Review: The Siege by Helen Dunmore

by Stephen Tall on February 23, 2017

dunmore siegeThe Siege, Helen Dunmore

This is the eleventh book chosen from my #40booksby40 list. The question ‘The Siege’ asks is blunt and raw: what happens when you starve a city for 2½ years? Leningrad found out, from 1941 to 1944 — an astonishing 872 days — when the Germans laid siege to it.

We see what happens through the eyes of one disjointed family, the Levins: Anna, the nursery worker, and sister/mother to 5 year-old Kolya; their father, Mikhail, a writer dangerously unable and unwilling to toe the Stalinist line; and Marina Petrovna, an old flame of Mikhail’s impelled by necessity into the family bosom.

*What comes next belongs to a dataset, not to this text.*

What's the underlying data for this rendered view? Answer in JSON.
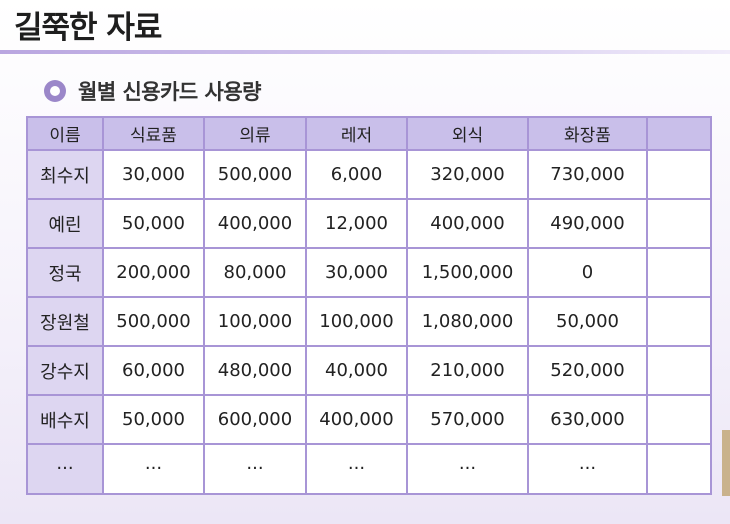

And we witness their gradual, inevitable, harrowing descent into bare survival, as the vicious pincer of Hitler and a long winter makes their lives unimaginably unendurable. What stands out most are the domestic details: the cups of tea made out of plain water with a dash of salt or sugar; cooking Kolya’s papier-mache fort to release a few essential calories; those who freeze to death waiting in the bread-queue.

If it sounds grim, it is. It was. Yet there is, of course, hope. Anna finds love. She also discovers unknown resilience and how mis-shapen families bind each other together. Gripping, in every sense.